When Martin McGuinness shakes the Queen's hand he will be symbolically reaching out to hundreds of thousands of unionists, the senior Sinn Fein politician has said.
Ahead of his historic meeting with the monarch on Wednesday in Belfast, Mr McGuinness said it would be a vital step in securing reconciliation between nationalists and unionists.
The Stormont deputy First Minister has been criticised by republican hardliners over the decision to meet the Queen, but he acknowledged how the royal family was bereaved by the IRA, as he said were other families across Britain.
The meeting will take place at a celebration of culture at the Lyric theatre in Belfast which will also be attended by President of Ireland, Michael D Higgins. The event falls within a two day visit by the Queen to Northern Ireland.
The Queen and Mr McGuinness are set to meet initially in private alongside a handful of VIPs and while a photograph of the moment was ruled out last week, sources have now said discussions are ongoing around allowing the handshake to be recorded.
Mr McGuinness said of the meeting: "Obviously, it is physically impossible for me to stretch out the hand of friendship, peace and reconciliation to hundreds of thousands of unionists.
"I have shaken the hands of many unionists over the course of recent years, people who have appreciated my contribution and my party's contribution to peace. But in shaking the hand of Queen Elizabeth I am effectively, symbolically, shaking the hands of hundreds of thousands of unionists.
"I think that is a good thing.
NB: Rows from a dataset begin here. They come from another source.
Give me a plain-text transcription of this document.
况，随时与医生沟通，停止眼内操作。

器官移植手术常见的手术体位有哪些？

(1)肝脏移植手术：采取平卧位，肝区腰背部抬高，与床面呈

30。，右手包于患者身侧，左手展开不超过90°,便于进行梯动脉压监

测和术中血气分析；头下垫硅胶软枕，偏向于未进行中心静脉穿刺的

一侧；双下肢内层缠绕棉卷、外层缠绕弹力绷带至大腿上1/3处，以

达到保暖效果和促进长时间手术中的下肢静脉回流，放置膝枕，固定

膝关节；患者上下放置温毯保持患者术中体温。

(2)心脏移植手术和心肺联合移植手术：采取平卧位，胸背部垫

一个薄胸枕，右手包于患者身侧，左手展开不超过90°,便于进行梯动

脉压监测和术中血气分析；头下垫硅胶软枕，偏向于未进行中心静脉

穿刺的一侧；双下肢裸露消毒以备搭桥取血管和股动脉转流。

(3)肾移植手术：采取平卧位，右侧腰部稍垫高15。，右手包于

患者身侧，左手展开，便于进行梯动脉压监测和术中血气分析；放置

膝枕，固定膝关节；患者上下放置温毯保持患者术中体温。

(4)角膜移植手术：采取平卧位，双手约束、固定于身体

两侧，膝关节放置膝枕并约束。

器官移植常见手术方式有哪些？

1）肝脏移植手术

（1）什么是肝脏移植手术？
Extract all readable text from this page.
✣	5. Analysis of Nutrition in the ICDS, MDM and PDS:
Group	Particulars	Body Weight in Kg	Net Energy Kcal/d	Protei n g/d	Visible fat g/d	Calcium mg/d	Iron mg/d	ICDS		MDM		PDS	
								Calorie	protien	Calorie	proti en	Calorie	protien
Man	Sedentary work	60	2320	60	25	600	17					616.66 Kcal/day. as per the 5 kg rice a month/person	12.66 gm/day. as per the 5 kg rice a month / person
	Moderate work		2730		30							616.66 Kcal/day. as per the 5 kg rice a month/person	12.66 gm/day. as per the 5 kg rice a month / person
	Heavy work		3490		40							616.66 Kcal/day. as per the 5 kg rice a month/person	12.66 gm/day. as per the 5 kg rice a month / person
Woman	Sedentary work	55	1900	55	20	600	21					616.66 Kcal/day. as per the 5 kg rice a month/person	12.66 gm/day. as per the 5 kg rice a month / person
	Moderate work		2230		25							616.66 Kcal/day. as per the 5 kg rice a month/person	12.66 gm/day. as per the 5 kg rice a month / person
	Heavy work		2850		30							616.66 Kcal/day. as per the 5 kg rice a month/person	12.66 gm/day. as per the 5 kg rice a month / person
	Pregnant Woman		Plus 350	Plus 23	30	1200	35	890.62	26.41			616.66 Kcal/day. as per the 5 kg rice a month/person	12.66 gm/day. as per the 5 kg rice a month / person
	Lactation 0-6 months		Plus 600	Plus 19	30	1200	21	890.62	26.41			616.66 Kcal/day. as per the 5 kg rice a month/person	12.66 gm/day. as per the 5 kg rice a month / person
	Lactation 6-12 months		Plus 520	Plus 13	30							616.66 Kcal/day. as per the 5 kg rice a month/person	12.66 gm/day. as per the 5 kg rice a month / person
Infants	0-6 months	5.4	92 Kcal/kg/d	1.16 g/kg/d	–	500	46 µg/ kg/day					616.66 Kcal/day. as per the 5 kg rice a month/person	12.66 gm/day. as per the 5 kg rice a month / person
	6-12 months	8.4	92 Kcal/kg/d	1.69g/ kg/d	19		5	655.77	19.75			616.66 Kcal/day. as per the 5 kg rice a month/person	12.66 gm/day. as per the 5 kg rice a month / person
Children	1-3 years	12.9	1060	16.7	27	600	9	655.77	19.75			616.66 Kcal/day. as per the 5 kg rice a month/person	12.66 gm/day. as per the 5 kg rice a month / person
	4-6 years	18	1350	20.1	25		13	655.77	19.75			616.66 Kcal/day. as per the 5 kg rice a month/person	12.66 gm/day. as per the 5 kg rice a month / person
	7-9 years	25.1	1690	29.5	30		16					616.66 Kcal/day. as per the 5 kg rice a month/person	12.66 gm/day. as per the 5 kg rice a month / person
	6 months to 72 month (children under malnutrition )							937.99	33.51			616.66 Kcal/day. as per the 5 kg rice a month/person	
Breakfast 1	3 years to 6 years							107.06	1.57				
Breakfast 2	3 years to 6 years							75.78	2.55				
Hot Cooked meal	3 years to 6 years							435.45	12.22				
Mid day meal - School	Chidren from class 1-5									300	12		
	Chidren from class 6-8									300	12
I think that is something that is very important to do, particularly in showing unionists that a spirit of generosity on all sides can pay huge dividends for all of us."
In a reference to a famous remark by former prime minister Tony Blair ahead of the 1998 Good Friday peace deal, Mr McGuinness said: "There was a lot of talk in the past about someone feeling the hand of history on his shoulder.
"This is about stretching out the hand of peace and reconciliation to Queen Elizabeth who represents hundreds of thousands of unionists in the north."